问题

I am looking for an optimal method to calculate sum of all packed 32-bit integers in a __m256i or __m512i. To calculate sum of n elements, I ofter use log2(n) vpaddd and vpermd function, then extract the final result. Howerver, it is not the best option I think.

Edit: best/optimal in term of speed/cycle reduction.

回答1:

(Related: if you're looking for the non-existant _mm512_reduce_add_epu8, see Summing 8-bit integers in __m512i with AVX intrinsics; vpsadbw as an hsum within qwords is much more efficient than shuffling.)

There is a int _mm512_reduce_add_epi32(__m512i) inline function in immintrin.h. You might as well use it. (It compiles to shuffle and add instructions, but more efficient ones than vpermd, like I describe below.) AVX512 didn't introduce any new hardware support for horizontal sums, just this new helper function. It's still something to avoid whenever possible.

GCC 9.2 -O3 -march=skylake-avx512 compiles a wrapper that calls it as follows:

        vextracti64x4   ymm1, zmm0, 0x1
        vpaddd  ymm1, ymm1, ymm0
        vextracti64x2   xmm0, ymm1, 0x1   # silly compiler, vextracti128 would be shorter
        vpaddd  xmm1, xmm0, xmm1
        vpshufd xmm0, xmm1, 78
        vpaddd  xmm0, xmm0, xmm1

        vmovd   edx, xmm0
        vpextrd eax, xmm0, 1              # 2x xmm->integer to feed scalar add.
        add     eax, edx
        ret

Extracting twice to feed scalar add is questionable; it needs uops for p0 and p5 so it's equivalent to a regular shuffle + a movd.

Clang doesn't do that; it does one more step of shuffle / SIMD add to reduce down to a single scalar for vmovd. See below for perf analysis of the two.

There is a VPHADDD but you should never use it with both inputs the same. (Unless you're optimizing for code-size over speed). It can be useful to transpose-and-sum multiple vectors, resulting in some vectors of results. You do that by feeding phadd with 2 different inputs. (Except it gets messy with 256 and 512-bit because vphadd is still only in-lane.)

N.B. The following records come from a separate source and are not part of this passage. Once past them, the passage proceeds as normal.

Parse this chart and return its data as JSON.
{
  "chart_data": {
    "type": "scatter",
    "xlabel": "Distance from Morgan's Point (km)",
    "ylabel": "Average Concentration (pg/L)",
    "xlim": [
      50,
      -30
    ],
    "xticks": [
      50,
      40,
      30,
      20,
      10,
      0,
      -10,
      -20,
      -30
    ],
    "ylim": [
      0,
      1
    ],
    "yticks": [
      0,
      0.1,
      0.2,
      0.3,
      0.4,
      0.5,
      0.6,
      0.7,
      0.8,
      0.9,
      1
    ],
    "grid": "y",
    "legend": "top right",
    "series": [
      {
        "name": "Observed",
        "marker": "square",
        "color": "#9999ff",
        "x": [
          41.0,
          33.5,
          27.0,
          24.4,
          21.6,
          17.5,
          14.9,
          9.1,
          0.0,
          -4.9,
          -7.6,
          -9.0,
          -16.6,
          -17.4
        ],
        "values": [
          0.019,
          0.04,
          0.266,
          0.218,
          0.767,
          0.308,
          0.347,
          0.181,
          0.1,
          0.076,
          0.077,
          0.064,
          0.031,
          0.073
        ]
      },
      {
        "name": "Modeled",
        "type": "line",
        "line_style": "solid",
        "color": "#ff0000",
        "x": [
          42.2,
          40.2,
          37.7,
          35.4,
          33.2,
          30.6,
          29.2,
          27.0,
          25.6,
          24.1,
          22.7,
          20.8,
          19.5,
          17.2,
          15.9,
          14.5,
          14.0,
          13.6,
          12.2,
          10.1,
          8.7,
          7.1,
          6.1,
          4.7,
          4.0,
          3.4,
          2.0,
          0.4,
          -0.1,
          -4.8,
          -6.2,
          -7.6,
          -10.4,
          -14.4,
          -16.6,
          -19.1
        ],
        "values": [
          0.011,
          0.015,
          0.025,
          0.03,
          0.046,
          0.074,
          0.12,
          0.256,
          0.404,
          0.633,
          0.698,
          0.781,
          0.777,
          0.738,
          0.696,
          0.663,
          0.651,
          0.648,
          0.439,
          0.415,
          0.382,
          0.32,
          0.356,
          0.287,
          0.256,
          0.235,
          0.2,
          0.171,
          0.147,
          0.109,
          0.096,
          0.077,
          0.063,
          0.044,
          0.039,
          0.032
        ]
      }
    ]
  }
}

Yes, you need log2(vector_width) shuffles and vpaddd instructions. (So this isn't very efficient; avoid horizontal sums inside inner loops. Accumulate vertically until the end of a loop, for example).

You want to successively narrow from 512 -> 256, then 256 -> 128, then shuffle within __m128i until you're down to one scalar element. Presumably some future AMD CPU will decode 512-bit instructions to two 256-bit uops, so reducing width is a big win there. And narrower instructions presumably cost slightly less power.

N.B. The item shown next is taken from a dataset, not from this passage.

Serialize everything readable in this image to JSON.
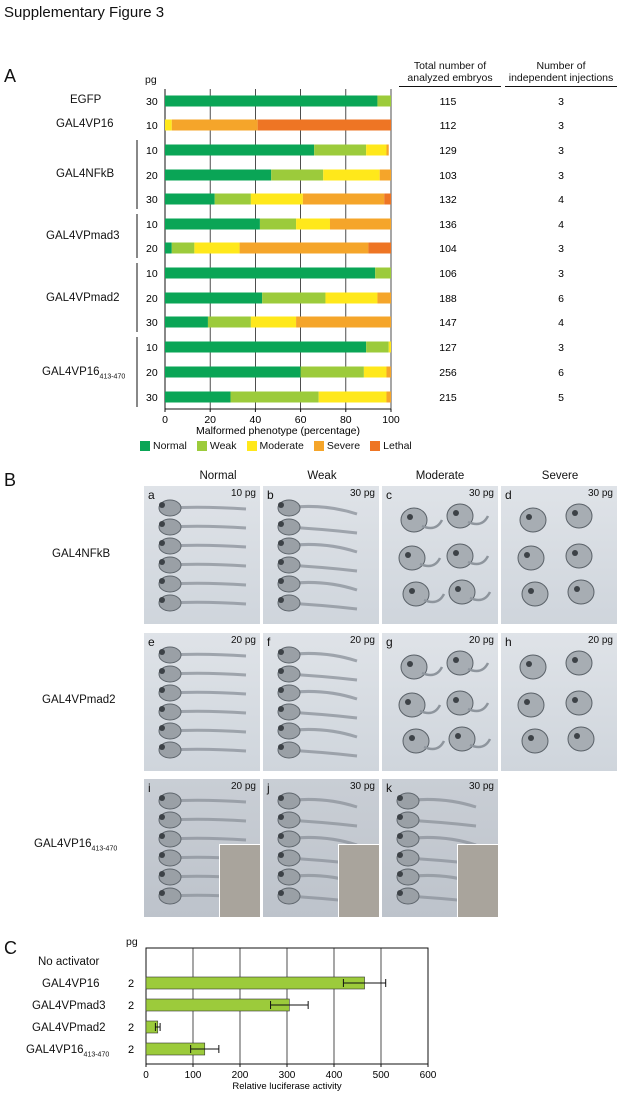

Your shuffles can take immediate control operands, not vectors for vpermd. e.g. VEXTRACTI32x8, vextracti128, and vpshufd. (Or vpunpckhqdq to save code size for the immediate constant.)

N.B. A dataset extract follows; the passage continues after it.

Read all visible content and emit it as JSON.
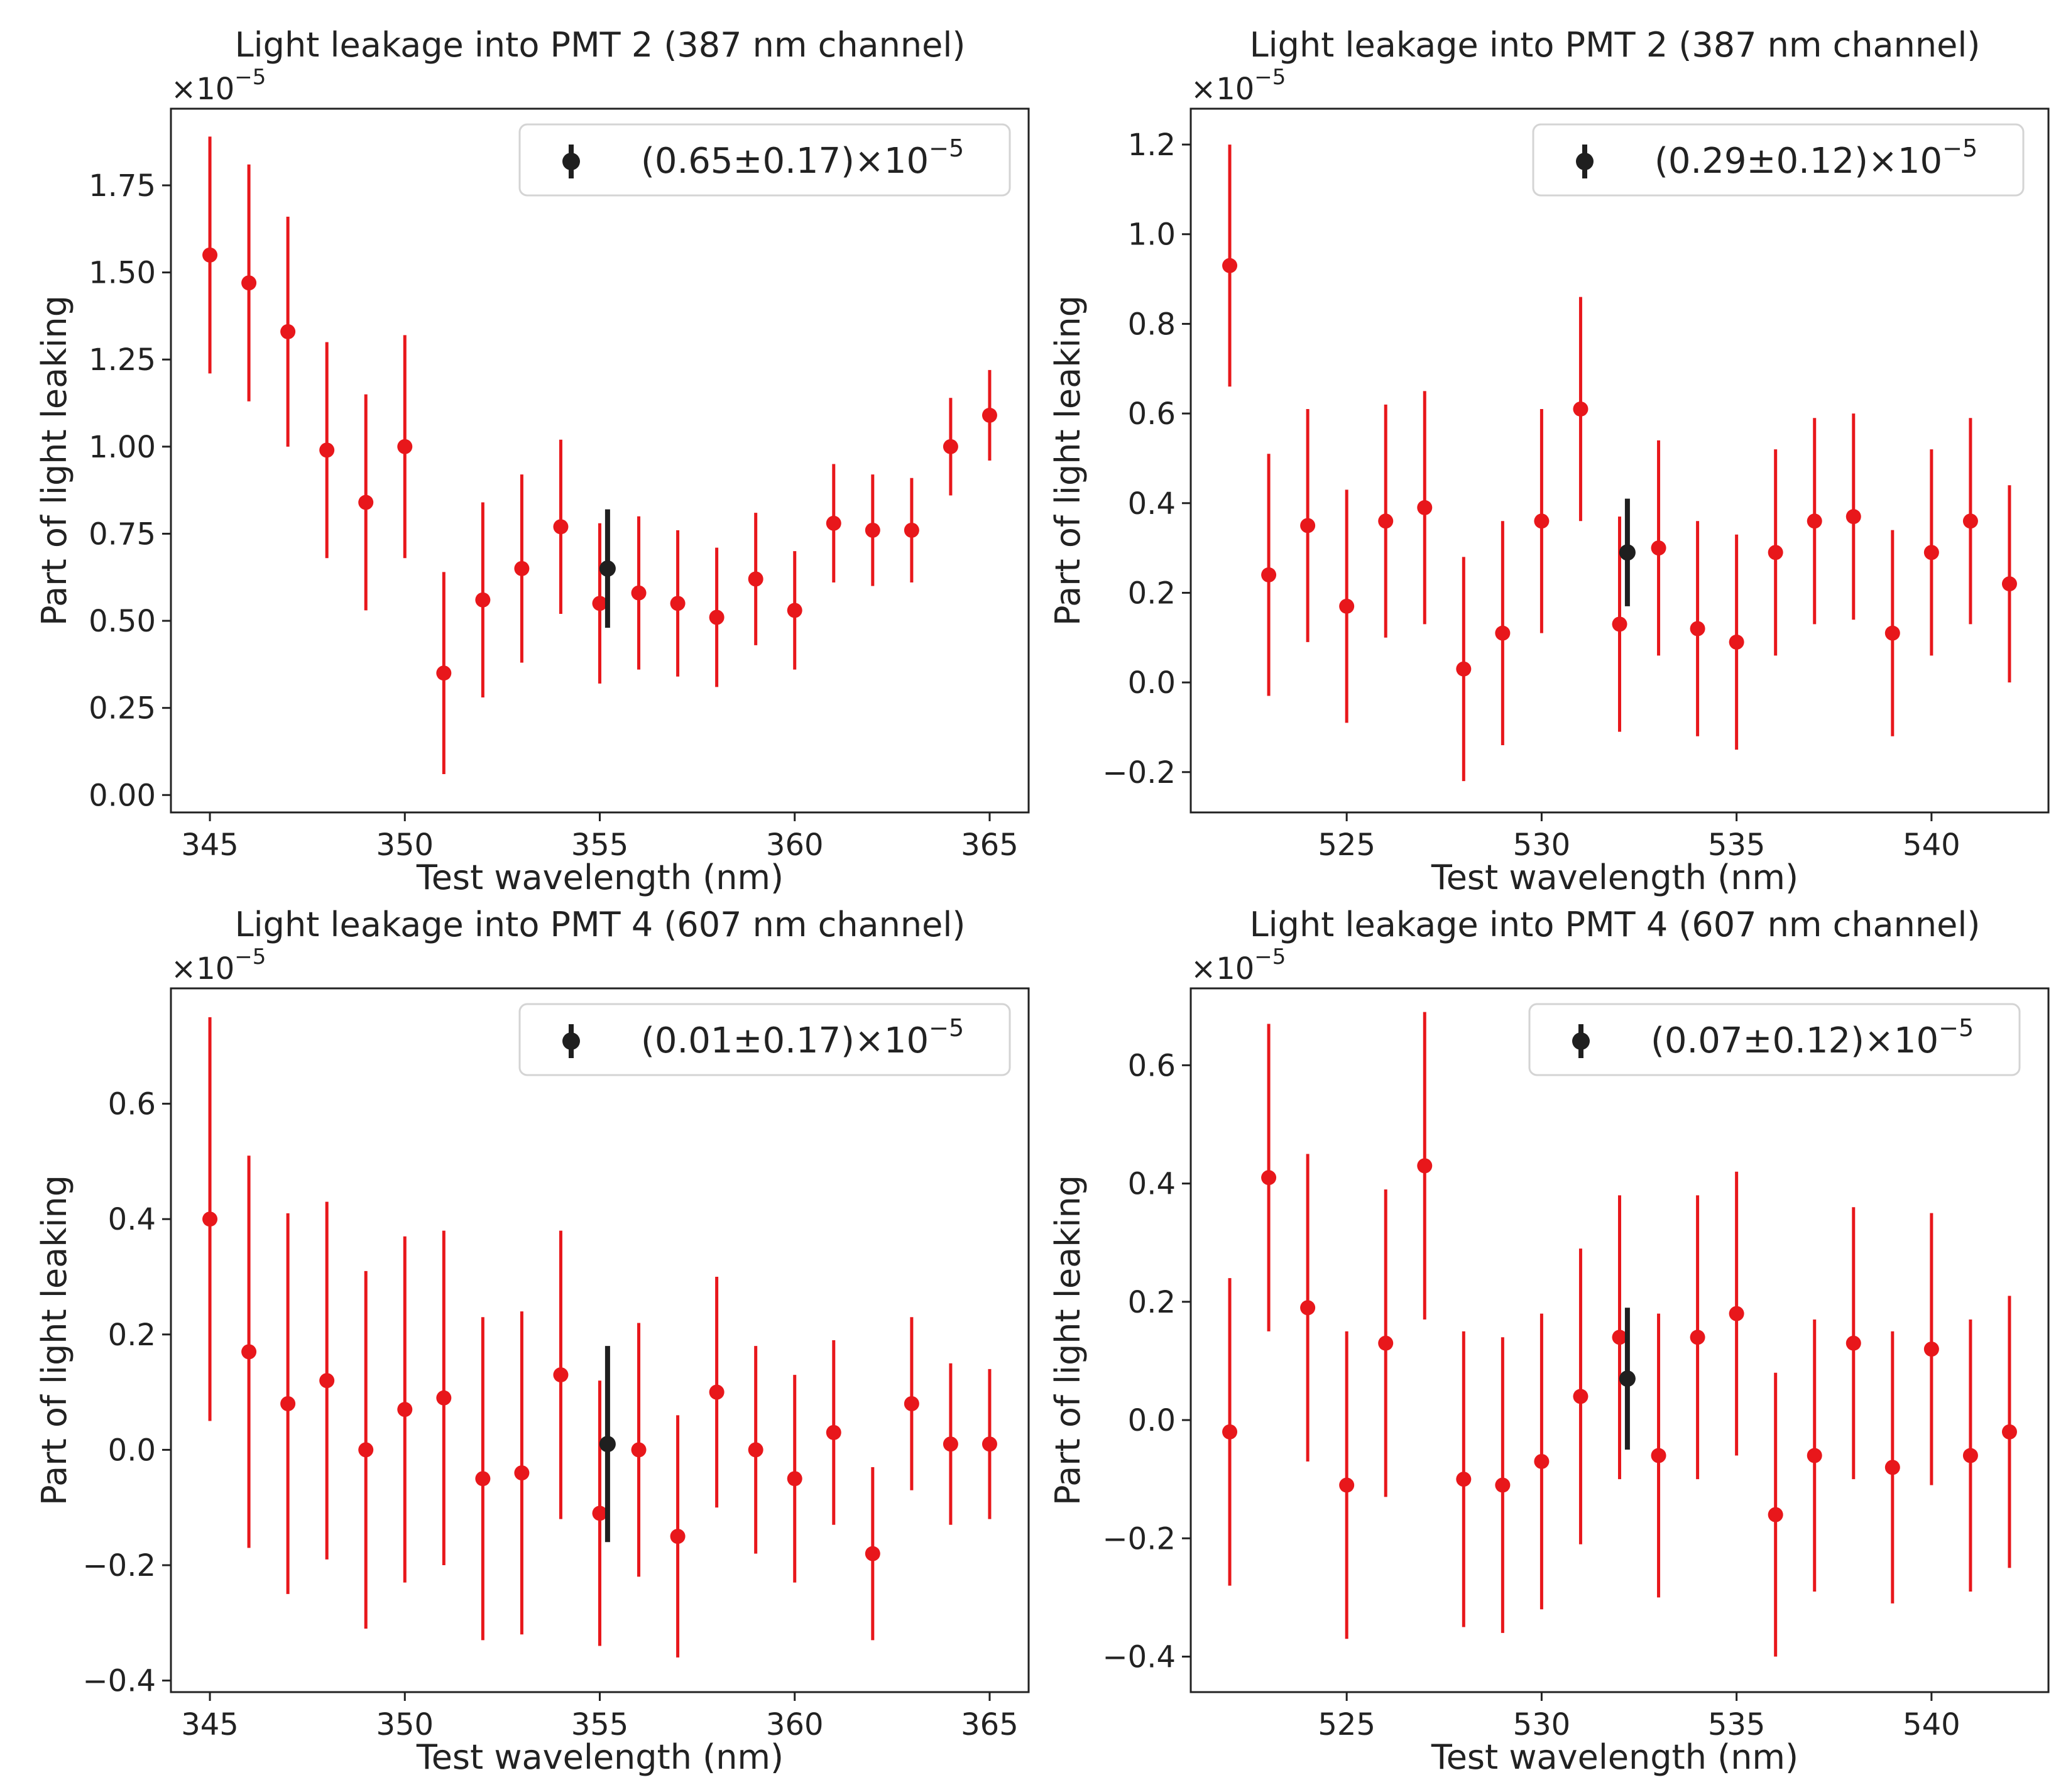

See Fastest way to do horizontal float vector sum on x86 (my answer also includes some integer versions).

This general strategy is appropriate for all element types: float, double, and any size integer (except 8-bit where you use `vpsadbw`)

#include <immintrin.h>
#include <stdint.h>

// from my earlier answer, with tuning for non-AVX CPUs removed
// static inline
uint32_t hsum_epi32_avx(__m128i x)
{
    __m128i hi64  = _mm_unpackhi_epi64(x, x);           // 3-operand non-destructive AVX lets us save a byte without needing a movdqa
    __m128i sum64 = _mm_add_epi32(hi64, x);
    __m128i hi32  = _mm_shuffle_epi32(sum64, _MM_SHUFFLE(2, 3, 0, 1));    // Swap the low two elements
    __m128i sum32 = _mm_add_epi32(sum64, hi32);
    return _mm_cvtsi128_si32(sum32);       // movd
}

uint32_t hsum_8x32(__m256i v)
{
    __m128i sum128 = _mm_add_epi32( 
                 _mm256_castsi256_si128(v),
                 _mm256_extracti128_si256(v, 1)); // silly GCC uses a longer AXV512VL instruction :/
    return hsum_epi32_avx(sum128);
}

uint32_t hsum_16x32(__m512i v)
{
    __m256i sum256 = _mm256_add_epi32( 
                 _mm512_castsi512_si256(v),  // low half
                 _mm512_extracti64x4_epi64(v, 1));  // high half.  AVX512F.  32x8 version is AVX512DQ
    return hsum_8x32(sum256);
}

Notice that this uses __m256i hsum as a building block for __m512i; there's nothing to be gained by doing in-lane operations first.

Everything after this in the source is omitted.